In 2011-12, Gur worked on the Jared Loughner case. Loughner shot U.S. Representative Gabrielle Giffords and killed six others. She diagnosed him but the case did not go to trial.
-- Demonstrative evidence --
Before Gur took the stand Monday, lawyers spent more than an hour arguing whether slides from her PowerPoint presentation should be allowed in court.
King argued Gur should be allowed to reference the slides as demonstrative evidence during her testimony.
King said the slides included a diagram of a brain cell, an MRI of the gunman’s brain and a study on schizophrenia done by Gur.
Brauchler argued he was not given the presentation in a timely manner or notified about all the studies the defense planned to introduce.
"It is bewildering to me how they can show up, on a day the court is closed, after 3 o'clock, and show up Monday morning and say 'There's no harm to this. They should have seen this coming,'" Brauchler said.
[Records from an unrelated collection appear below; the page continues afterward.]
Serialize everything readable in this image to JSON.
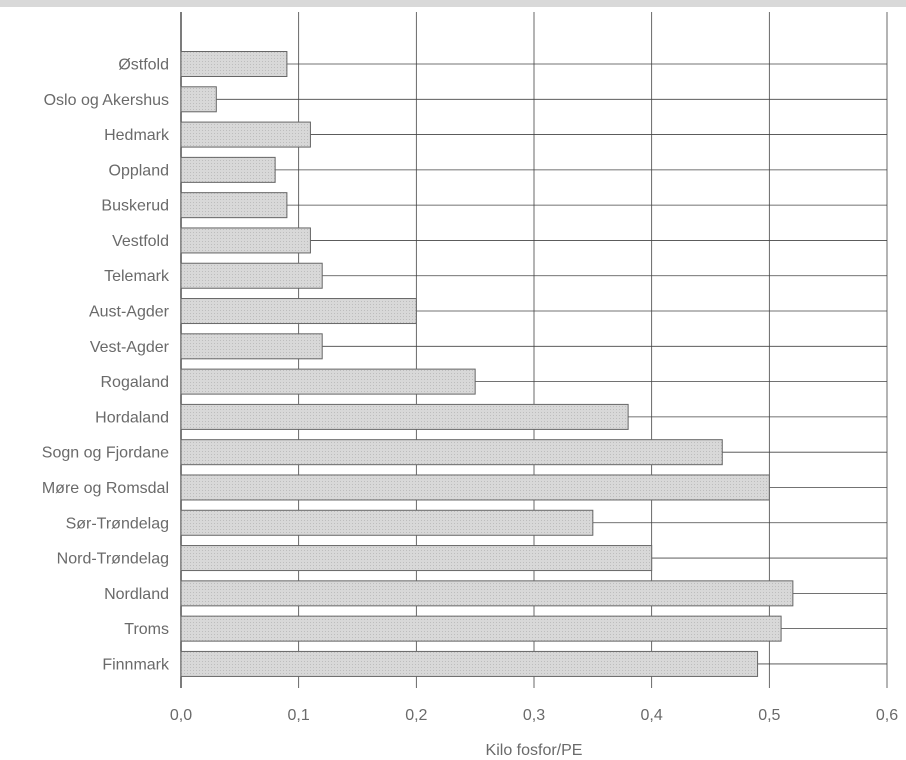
{
  "chart_data": {
    "type": "bar",
    "orientation": "horizontal",
    "categories": [
      "Østfold",
      "Oslo og Akershus",
      "Hedmark",
      "Oppland",
      "Buskerud",
      "Vestfold",
      "Telemark",
      "Aust-Agder",
      "Vest-Agder",
      "Rogaland",
      "Hordaland",
      "Sogn og Fjordane",
      "Møre og Romsdal",
      "Sør-Trøndelag",
      "Nord-Trøndelag",
      "Nordland",
      "Troms",
      "Finnmark"
    ],
    "values": [
      0.09,
      0.03,
      0.11,
      0.08,
      0.09,
      0.11,
      0.12,
      0.2,
      0.12,
      0.25,
      0.38,
      0.46,
      0.5,
      0.35,
      0.4,
      0.52,
      0.51,
      0.49
    ],
    "xlabel": "Kilo fosfor/PE",
    "xlim": [
      0,
      0.6
    ],
    "xticks": [
      0,
      0.1,
      0.2,
      0.3,
      0.4,
      0.5,
      0.6
    ],
    "xtick_labels": [
      "0,0",
      "0,1",
      "0,2",
      "0,3",
      "0,4",
      "0,5",
      "0,6"
    ],
    "grid": true,
    "colors": {
      "bar_fill": "#d6d6d6",
      "bar_stroke": "#666666",
      "grid": "#444444",
      "text": "#6a6a6a"
    }
  }
}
"Why weren't these [exhibits] provided earlier?" Judge Carlos Samour asked the defense.
"Frankly, she just came in on a plane," King answered.
King said he did not see the final version of Gur's presentation until she flew into town on Friday.
"I sent [the exhibits] to Brauchler so he'd have three days to review them... It's just the trial process, your Honor," King said.
"I agree with Mr. Brauchler that the preferred process is to provide [the exhibit] to counsel before -- the Friday before the Monday the expert is to testify ... but I don't have a basis to exclude them."
King argued the prosecution had access to all the publications he planned to use because they were listed on Gur's resumé or curriculum vitae (CV).
"All of her publications are contained in her CV," King said.
"If it was not mentioned in the CV, I will not allow the slides," Judge Samour said.
Many of the individual slides were discussed in detail, and the judge was asked to rule on each of them individually.
"This is a diagram of a brain cell... this is a case about a brain disease. This is what she does," King said in one instance.
"If this [information about schizophrenia] was common knowledge, how could this not have been provided to us ahead of time?" Brauchler asked.
"This is the shift-on-the-fly, last-second stuff that has come to characterize the presentation of the case by the defense," Brauchler said.
"It sounds like the opinions were disclosed, but the bases for those opinions were not disclosed," said Judge Samour.
The judge agreed to allow the majority of the slides as demonstrative evidence.